Finalmente, el doctor Junceda nos dice que falleció «habiendo padecido síntomas febriles permanentes que habrían de terminar en una hidropesía y en una posible endocarditis; su cuerpo estaba también ulcerado y manifestó hasta el final una marcada sed, lo que sugiere una diabetes». Amortajada con el hábito franciscano, se organizó la fúnebre comitiva para trasladar sus restos mortales desde Medina del Campo hasta Granada. En este viaje póstumo de la reina la acompañó mucha gente, pese a las inclemencias del tiempo y a las lluvias torrenciales que cayeron durante todo el trayecto haciendo los caminos intransitables. Parece como si la Madre Naturaleza hubiese querido asociarse con sus lluvias al llanto generalizado de todo un pueblo por la muerte de su reina.
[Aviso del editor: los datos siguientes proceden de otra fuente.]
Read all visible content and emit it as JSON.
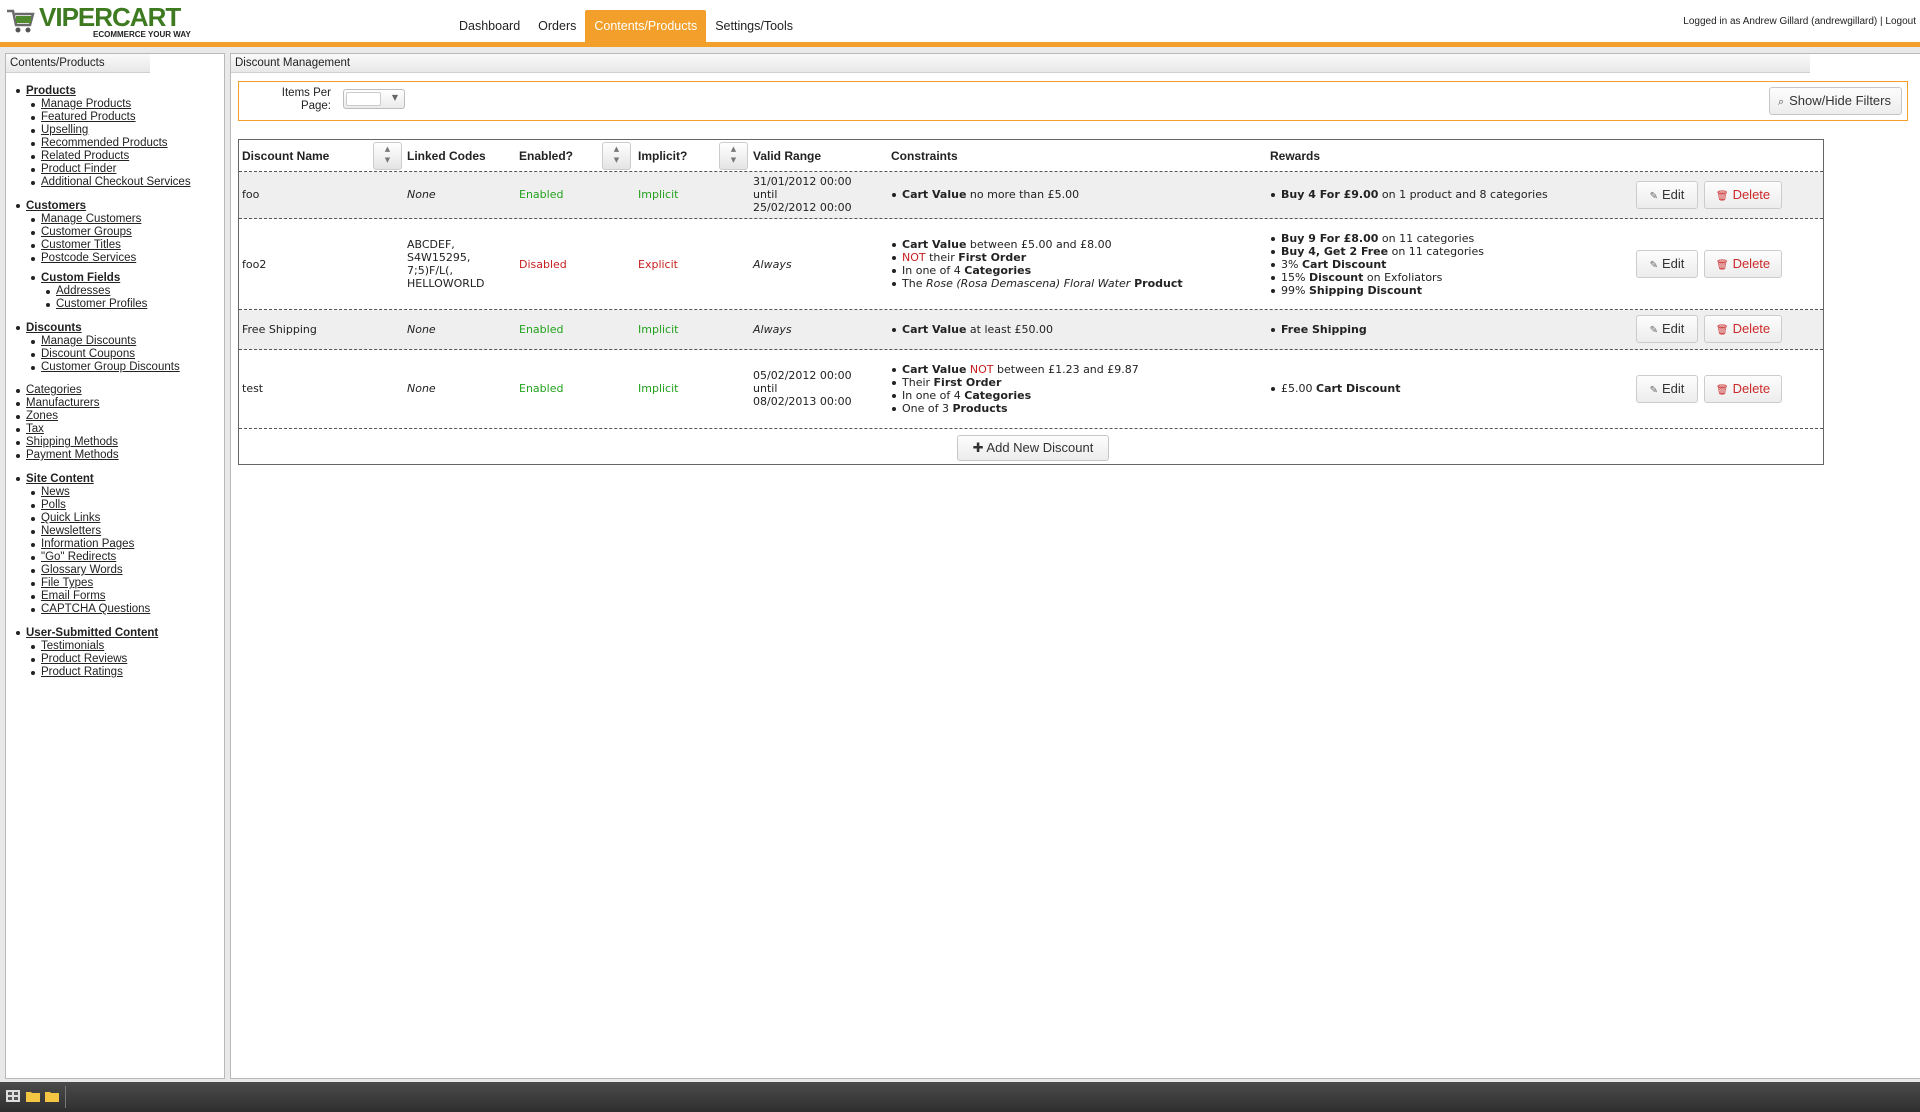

El propio Alonso de Santa Cruz dejó escrito para la posteridad, en su «Chronica de los Reyes Católicos»: «Después de muerta la Reina Doña Isabel fue tanto el lloro y tristeça que dexó en la Corte y en todas las ciudades de España, que en ninguna manera lo podré encarecer. Y con mucha razón, pues avían perdido una Reina que la natura no crió otra semejante para gobernación de sus reinos».
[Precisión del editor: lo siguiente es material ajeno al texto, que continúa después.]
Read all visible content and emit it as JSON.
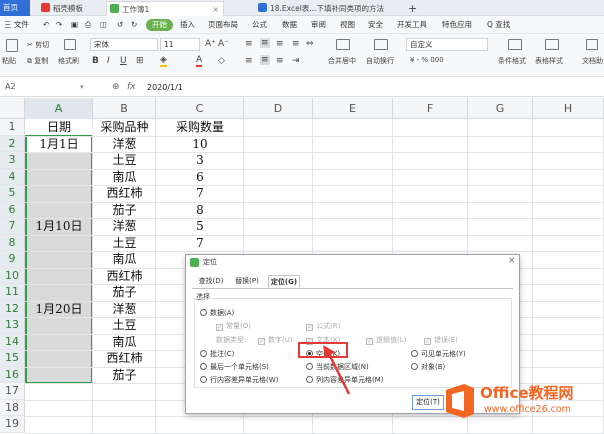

Una curiosa anécdota tuvo lugar en este viaje póstumo de Isabel, relatada por el canónigo toledano Alvar Gómez de Castro, según el cual una pastorcita que custodiaba su rebaño de ovejas salió al encuentro de los que portaban el féretro para preguntarles quién había muerto. Al confirmarle que se trataba de la reina, la joven exclamó: «¡Oh, gran triunfo el que han conseguido los vicios, porque hoy se ven libres de las severas ataduras con que estaban encadenados!».
Partió el regio cadáver de Medina del Campo, el 27 de noviembre, y no llegó a Granada hasta el 18 de diciembre, donde aguardaban el conde de Tendilla y fray Hernando de Talavera para hacerse cargo del mismo. Así fue como se apagó esta luz de la reina católica, encendida por la Providencia sobre el candelero de España.